Topla herkes ilgilenebilir. Ama iyi futbolcu ve iyi takım olmak için dayanılmaz şartlar gerekir. Bir özdeyiş vardır “Gençler düşünebilse yaşlılar yapabilse” diye. En çabuk yaşlanan futbol dünyasındaki yıldızdır.

Geçmişte sosyal yönü, ilgi ve cazibesi nedeniyle gelişmiş ülkeler politikalarını saklı tutmak, insanı oyalamak için kullandıkları futbolu şimdi ateşli tepkilere, rekabete soktular. Çünkü işin içine endüstri ve pazarı girdi. Oynayan oyuncu değil borsa malzemesi olurken, izleyen müşteri ve oynatan da patron oldu! Ama hâlâ statüde eksik kalan yanları ile tartışmalar devam ediyor. Öncelikle takımı en iyi seviyeye çıkartmak için bilimsel bir çalışma yaptıracak teknik adamlara önem verildi. Tesisler, antrenman ve izleyenlere takdim için arena oldu!

Daha çok yatırım, fiyat ve para işin dönme dolabı oldu.

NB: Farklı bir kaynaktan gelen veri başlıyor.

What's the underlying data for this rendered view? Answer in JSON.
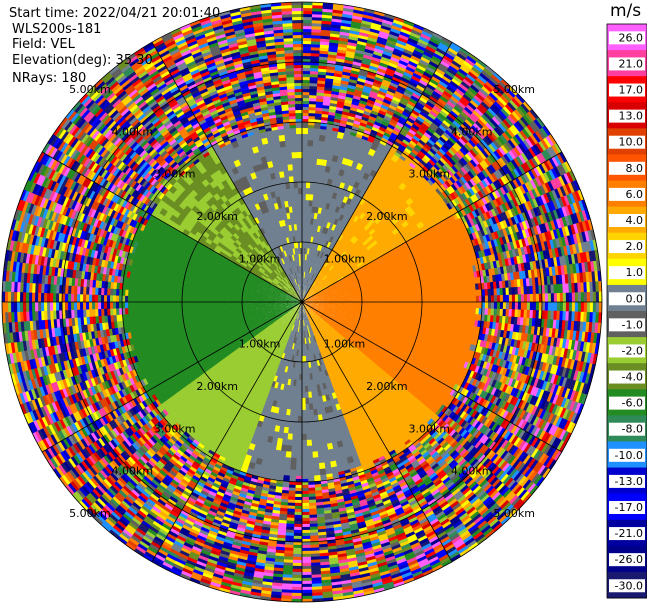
{
  "info": {
    "start_time": "Start time: 2022/04/21 20:01:40",
    "instrument": "WLS200s-181",
    "field": "Field: VEL",
    "elevation": "Elevation(deg): 35.30",
    "nrays": "NRays: 180"
  },
  "colorbar": {
    "unit": "m/s",
    "range": [
      -30,
      30
    ],
    "ticks": [
      "26.0",
      "21.0",
      "17.0",
      "13.0",
      "10.0",
      "8.0",
      "6.0",
      "4.0",
      "2.0",
      "1.0",
      "0.0",
      "-1.0",
      "-2.0",
      "-4.0",
      "-6.0",
      "-8.0",
      "-10.0",
      "-13.0",
      "-17.0",
      "-21.0",
      "-26.0",
      "-30.0"
    ],
    "colors": [
      "#ff5fff",
      "#ff3fa0",
      "#ff0000",
      "#d80000",
      "#e04000",
      "#ff5500",
      "#ff7f00",
      "#ffaa00",
      "#ffd400",
      "#ffff00",
      "#708090",
      "#606060",
      "#9acd32",
      "#6b8e23",
      "#228b22",
      "#2e8b57",
      "#1e90ff",
      "#0000cd",
      "#0000ff",
      "#0000a0",
      "#00008b",
      "#191970"
    ]
  },
  "chart_data": {
    "type": "heatmap",
    "subtype": "polar-ppi",
    "field": "VEL",
    "unit": "m/s",
    "nrays": 180,
    "ring_labels": [
      "1.00km",
      "2.00km",
      "3.00km",
      "4.00km",
      "5.00km"
    ],
    "ring_km": [
      1,
      2,
      3,
      4,
      5
    ],
    "valid_range_km": 3.0,
    "max_range_km": 5.0,
    "sectors": [
      {
        "from_deg": 330,
        "to_deg": 30,
        "velocity_ms": -0.5
      },
      {
        "from_deg": 30,
        "to_deg": 60,
        "velocity_ms": 2.5
      },
      {
        "from_deg": 60,
        "to_deg": 130,
        "velocity_ms": 5.0
      },
      {
        "from_deg": 130,
        "to_deg": 160,
        "velocity_ms": 3.0
      },
      {
        "from_deg": 160,
        "to_deg": 200,
        "velocity_ms": -0.5
      },
      {
        "from_deg": 200,
        "to_deg": 235,
        "velocity_ms": -3.0
      },
      {
        "from_deg": 235,
        "to_deg": 300,
        "velocity_ms": -7.0
      },
      {
        "from_deg": 300,
        "to_deg": 330,
        "velocity_ms": -4.0
      }
    ],
    "noise_beyond_valid_range": true
  }
}
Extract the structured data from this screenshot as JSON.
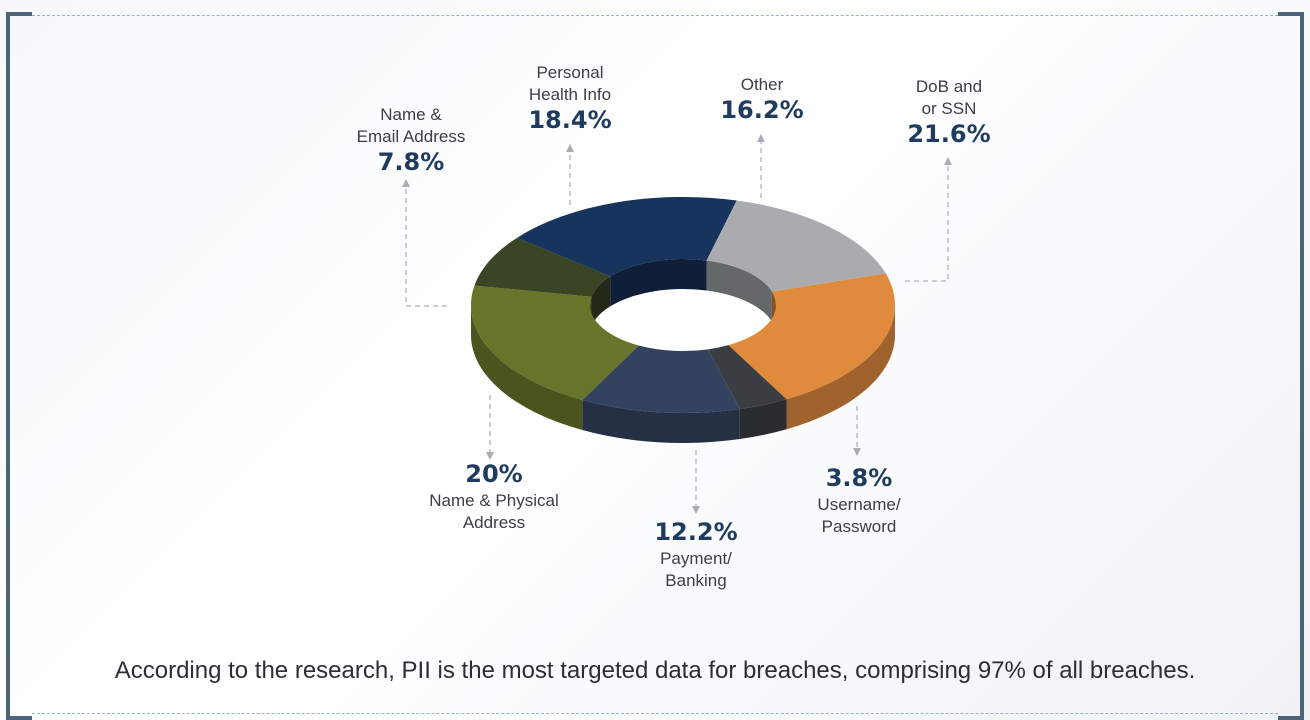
{
  "caption": "According to the research, PII is the most targeted data for breaches, comprising 97% of all breaches.",
  "chart_data": {
    "type": "pie",
    "variant": "3d-donut",
    "grid": false,
    "legend": "none",
    "slices": [
      {
        "label": "DoB and or SSN",
        "label_lines": [
          "DoB and",
          "or SSN"
        ],
        "value": 21.6,
        "value_text": "21.6%",
        "color": "#e08a3e",
        "value_first": false
      },
      {
        "label": "Username/ Password",
        "label_lines": [
          "Username/",
          "Password"
        ],
        "value": 3.8,
        "value_text": "3.8%",
        "color": "#3a3d42",
        "value_first": true
      },
      {
        "label": "Payment/ Banking",
        "label_lines": [
          "Payment/",
          "Banking"
        ],
        "value": 12.2,
        "value_text": "12.2%",
        "color": "#33425f",
        "value_first": true
      },
      {
        "label": "Name & Physical Address",
        "label_lines": [
          "Name & Physical",
          "Address"
        ],
        "value": 20,
        "value_text": "20%",
        "color": "#667529",
        "value_first": true
      },
      {
        "label": "Name & Email Address",
        "label_lines": [
          "Name &",
          "Email Address"
        ],
        "value": 7.8,
        "value_text": "7.8%",
        "color": "#3a4526",
        "value_first": false
      },
      {
        "label": "Personal Health Info",
        "label_lines": [
          "Personal",
          "Health Info"
        ],
        "value": 18.4,
        "value_text": "18.4%",
        "color": "#17345c",
        "value_first": false
      },
      {
        "label": "Other",
        "label_lines": [
          "Other"
        ],
        "value": 16.2,
        "value_text": "16.2%",
        "color": "#a9abae",
        "value_first": false
      }
    ]
  }
}
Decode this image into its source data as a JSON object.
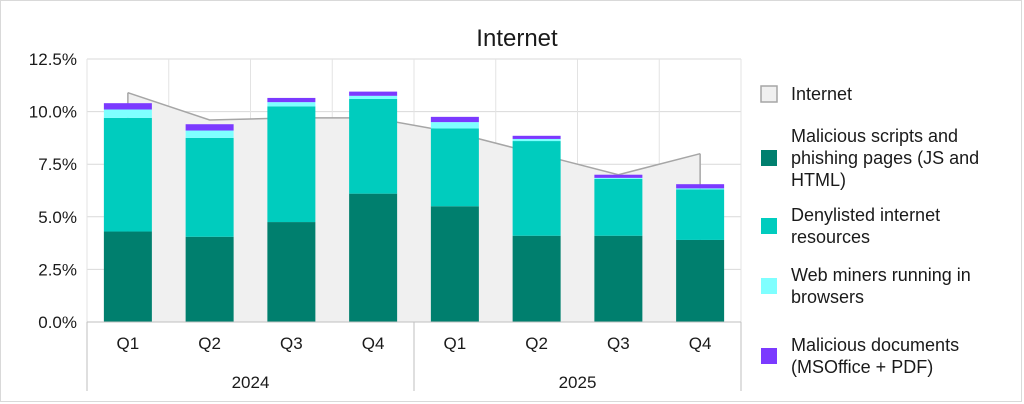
{
  "chart_data": {
    "type": "bar",
    "title": "Internet",
    "xlabel": "",
    "ylabel": "",
    "ylim": [
      0,
      12.5
    ],
    "yticks": [
      "0.0%",
      "2.5%",
      "5.0%",
      "7.5%",
      "10.0%",
      "12.5%"
    ],
    "grid": true,
    "legend_position": "right",
    "categories": [
      "Q1",
      "Q2",
      "Q3",
      "Q4",
      "Q1",
      "Q2",
      "Q3",
      "Q4"
    ],
    "groups": [
      {
        "label": "2024",
        "span": [
          0,
          3
        ]
      },
      {
        "label": "2025",
        "span": [
          4,
          7
        ]
      }
    ],
    "area_series": {
      "name": "Internet",
      "color": "#f0f0f0",
      "edge_color": "#a6a6a6",
      "values": [
        10.9,
        9.6,
        9.7,
        9.7,
        9.0,
        8.0,
        7.0,
        8.0
      ]
    },
    "series": [
      {
        "name": "Malicious scripts and phishing pages (JS and HTML)",
        "color": "#007f6e",
        "values": [
          4.3,
          4.05,
          4.75,
          6.1,
          5.5,
          4.1,
          4.1,
          3.9
        ]
      },
      {
        "name": "Denylisted internet resources",
        "color": "#00ccbe",
        "values": [
          5.4,
          4.7,
          5.5,
          4.5,
          3.7,
          4.5,
          2.7,
          2.4
        ]
      },
      {
        "name": "Web miners running in browsers",
        "color": "#7fffff",
        "values": [
          0.4,
          0.35,
          0.2,
          0.15,
          0.3,
          0.1,
          0.05,
          0.05
        ]
      },
      {
        "name": "Malicious documents (MSOffice + PDF)",
        "color": "#7b3aff",
        "values": [
          0.3,
          0.3,
          0.2,
          0.2,
          0.25,
          0.15,
          0.15,
          0.2
        ]
      }
    ],
    "legend": [
      {
        "lines": [
          "Internet"
        ],
        "color": "#f0f0f0",
        "edge": "#a6a6a6"
      },
      {
        "lines": [
          "Malicious scripts and",
          "phishing pages (JS and",
          "HTML)"
        ],
        "color": "#007f6e"
      },
      {
        "lines": [
          "Denylisted internet",
          "resources"
        ],
        "color": "#00ccbe"
      },
      {
        "lines": [
          "Web miners running in",
          "browsers"
        ],
        "color": "#7fffff"
      },
      {
        "lines": [
          "Malicious documents",
          "(MSOffice + PDF)"
        ],
        "color": "#7b3aff"
      }
    ]
  }
}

Ve kuralların doğru uygulanması için düdük öttüren hakemler! Geçmişteki futbolun gerçekleriyle oynamak artık olanaksız. Yeni ve golü kolay sağlayan serpmeler oyuna hâkim. Çünkü parasal boyutu büyük olan bu alemin de ülkeler bazında gözden geçirilen kuralları oluşmuştur.

DÜRÜSTLÜK ŞART

Futbol için önce ilgi ve ayağıyla topa hükmedecek beyin, sinir organizasyonu şart. Kimse zorla futbolcu olamaz. Bu gerçekler yetenekle bütünleşir.

Önceleri haftada iki kez antrene edilen takımlar neredeyse futbolcusunu artık yanında tutan ve ağır işçi yapan bir zorlamayla çalıştırıyor. Şimdi işler farklı boyutlarda artık! cu ve teknik adam arayışını menajer-scout boyutunda izleyen yöneticiler, farklı olarak yatırım yaptıkları bu alanda söz, ötesinde uygulama sahibi gibiler.

Biz izleyenler konulanla yetinmek, beğenmesek de kabul etmek zorundayız. İşte skora göre olurluluk ve geçimsizlik burada başlıyor. Her şey skora indirgenince işler karışıyor. Kırıcılık ve belki de emekle başarı haksız bir yoruma neden oluyor. Oyun 90 dakikada bitiyor ama kavgası bir ömür boyu devam edebiliyor. İşte bu anlamda daha adil olmak ve sahiplenmek adına dürüstlük şart. Çünkü o sonucun kişileri bir sonraki karşılaşmada aynı forma ile bizim olacaklardır.